Created by Oxfam Scotland, Carers Scotland, the Scottish Women’s Budget Group, Scottish Care and One Parent Families Scotland, the joint campaign is now backed by over 45 organisations – including Carnegie UK, IPPR Scotland, the Wellbeing Economy Alliance Scotland, the Minority Ethnic Carers of Older People Project, and Barnardo’s Scotland. They say the lack of a dedicated National Outcome on care ignores the foundational importance of care to the wellbeing of individuals, households, and Scotland as a whole and leaves all forms of care undervalued – whether it is on a paid or unpaid basis, for children or adults, or for people with or without additional support needs.

The people of Scotland – and particularly those with personal experience of any form of care – are now being asked to send a personalised letter to the first minister and the other party leaders using a dedicated website – – set up to make the process straightforward.

Fiona Collie, head of policy at Carers Scotland, said: “For too long, all forms of care have been undervalued in Scotland leaving too many people who provide care struggling without the financial and practical support they need. The pandemic and the cost-of-living crisis have only made matters even worse.

“We urgently need to inject additional funds into our care services, but only by fully valuing and investing in those experiencing care, and all those providing it, can Scotland build resilience to current and future shocks. We’re urging the people of Scotland, but particularly those who live with the day-to-day realities of care, to join us in calling for Scotland’s politicians to set this new National Outcome, and then to work quickly to deliver it.” 

The campaign recognises that a range of initiatives could improve how we value and invest in care and carers in Scotland – such as a new social security entitlement for unpaid carers, additional investment in a reformed system of social care, and steps to better support low-income parents via the upcoming increase in the Scottish Child Payment.

However, it says progress is too slow and too shallow and those who rely on, or provide care are paying the price, including challenges in accessing sufficient levels of care, as well as poor working conditions, insufficient social security entitlements, and a lack of adequate respite for those who provide care.

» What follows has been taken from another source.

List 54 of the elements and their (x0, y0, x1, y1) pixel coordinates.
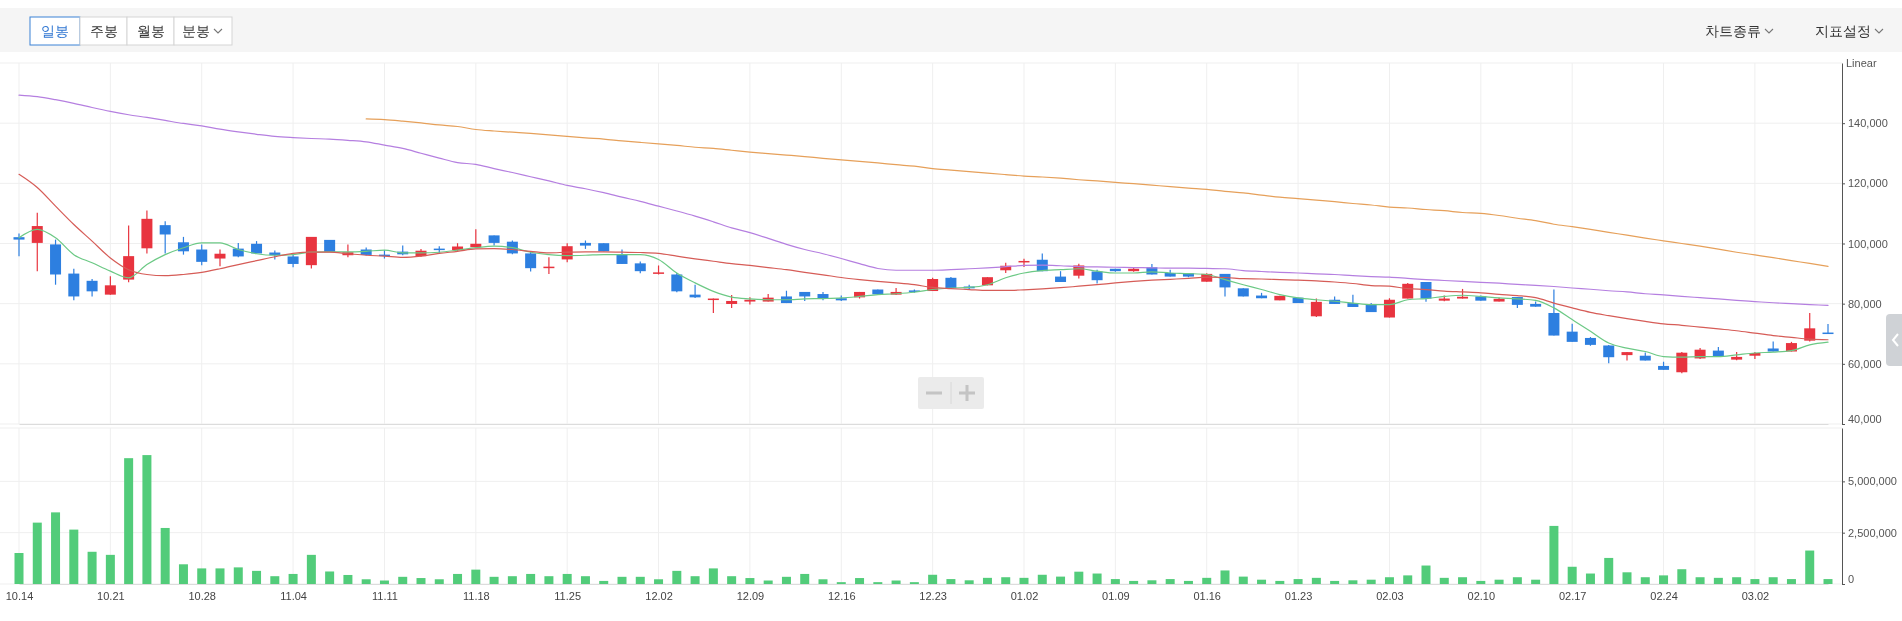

Caring is also deeply linked with poverty.

Jamie Livingstone, head of Oxfam Scotland, said: “It’s clearer than ever that the wellbeing of our entire society depends on care but, right now, a failure to sufficiently value and invest in this care is a key barrier to ending poverty.

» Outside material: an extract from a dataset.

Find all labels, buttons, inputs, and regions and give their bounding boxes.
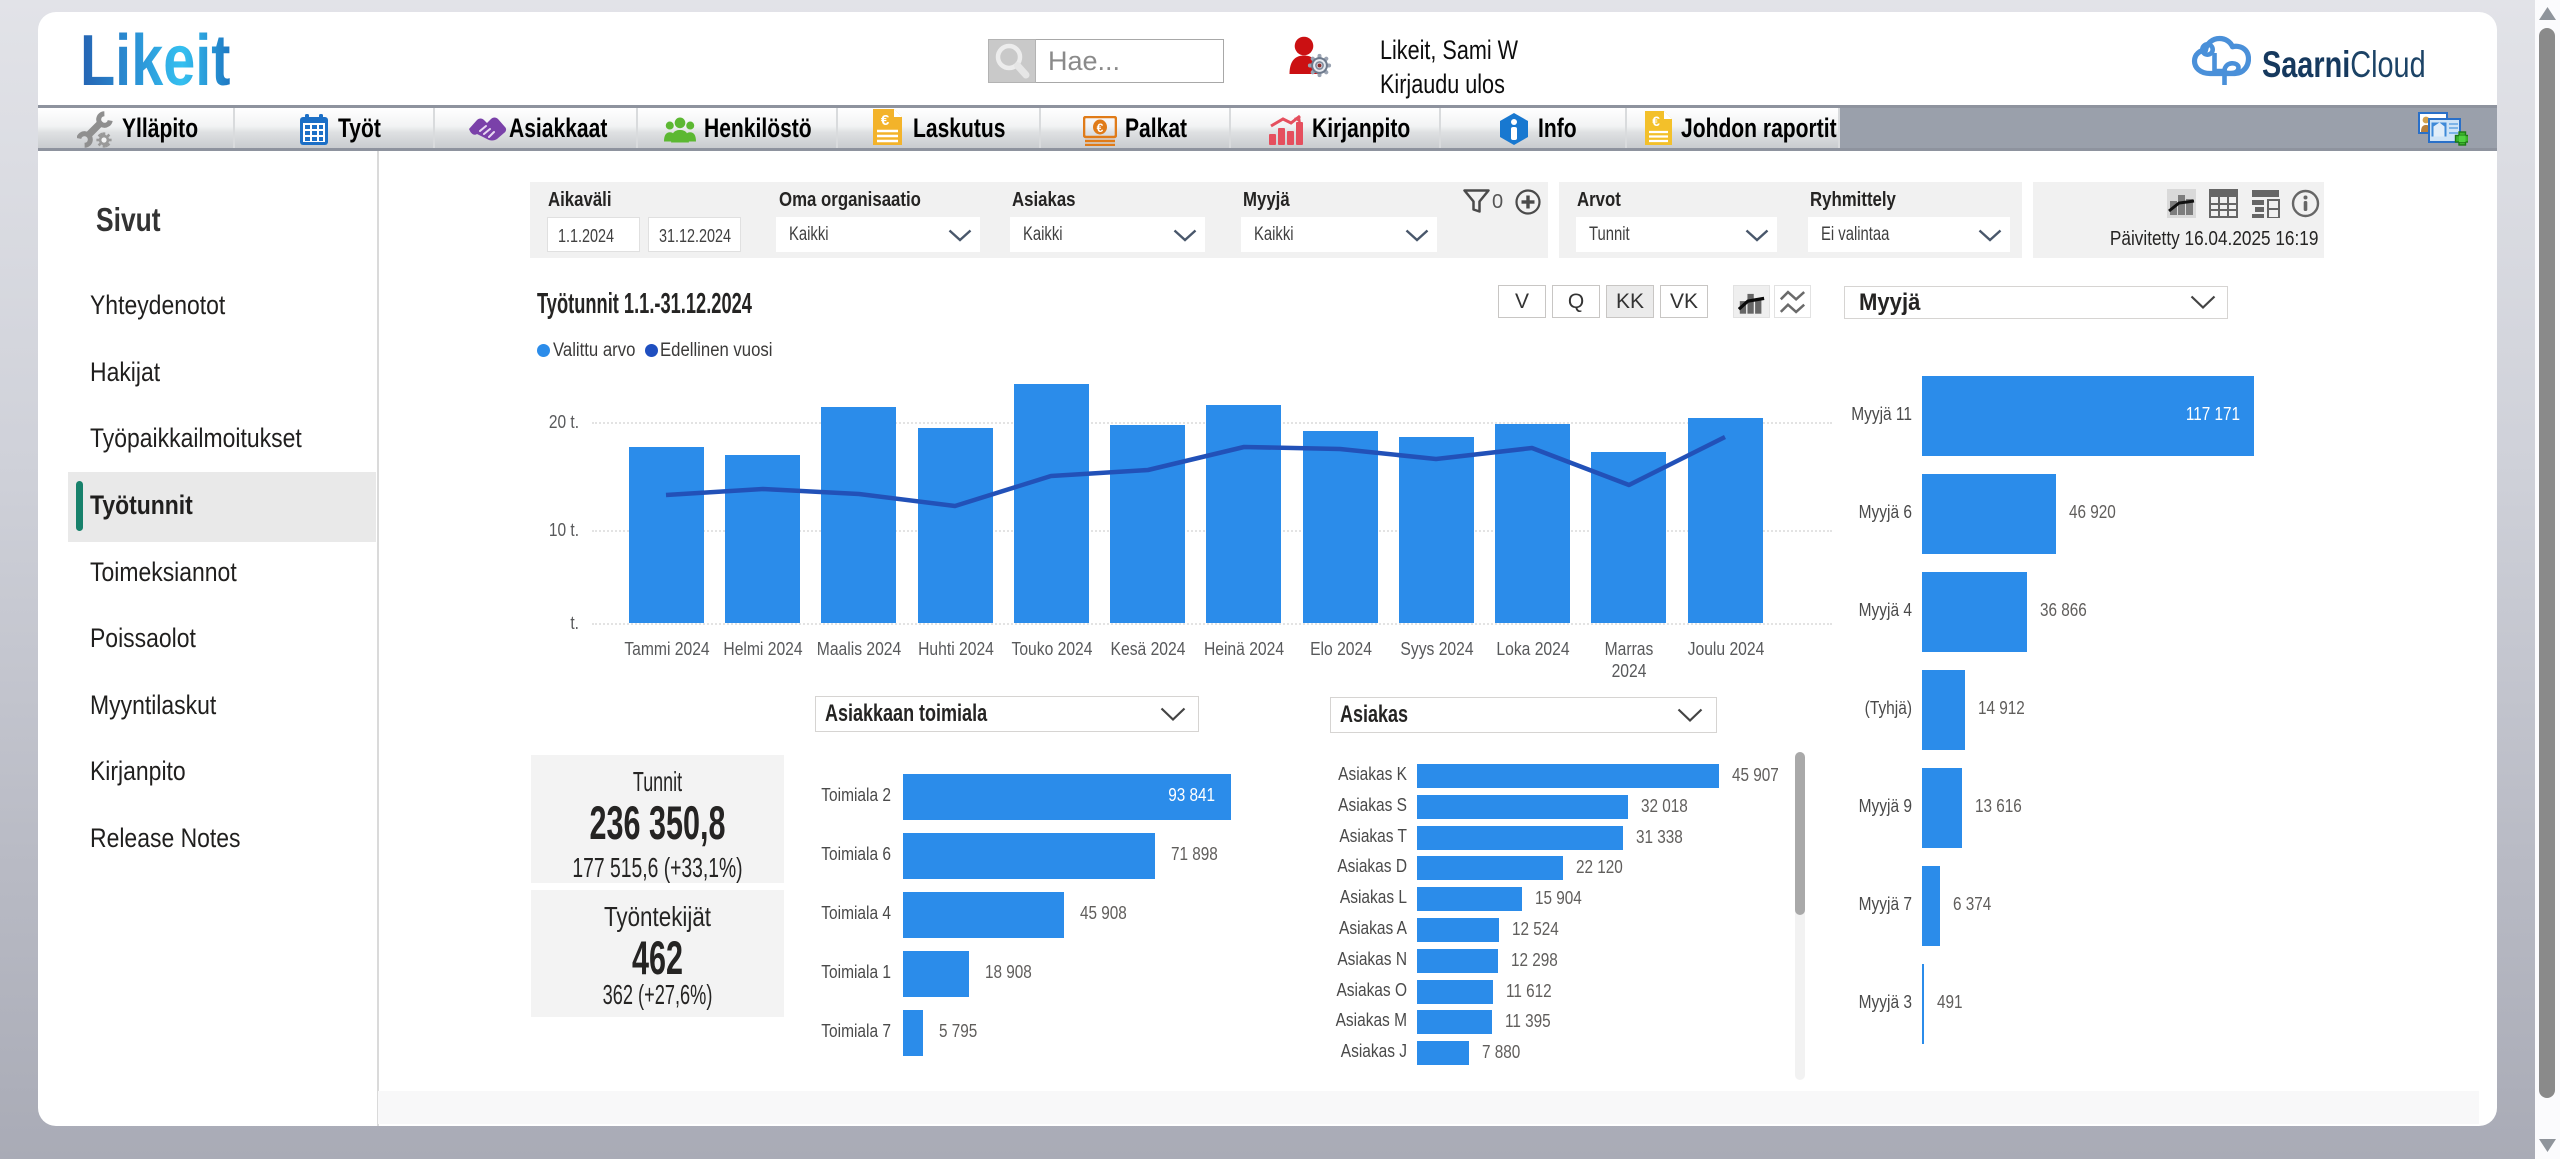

“The cost of living crisis is simply multiplying the pressures long faced by those who provide care and, while some initiatives underway in Scotland have the potential to create positive change, the invisibility of care within Scotland’s existing National Outcomes is unacceptable and must now end. The Scottish Government, with cross-party support, must use the upcoming review process to show they are fully committed to building a Scotland that cares.”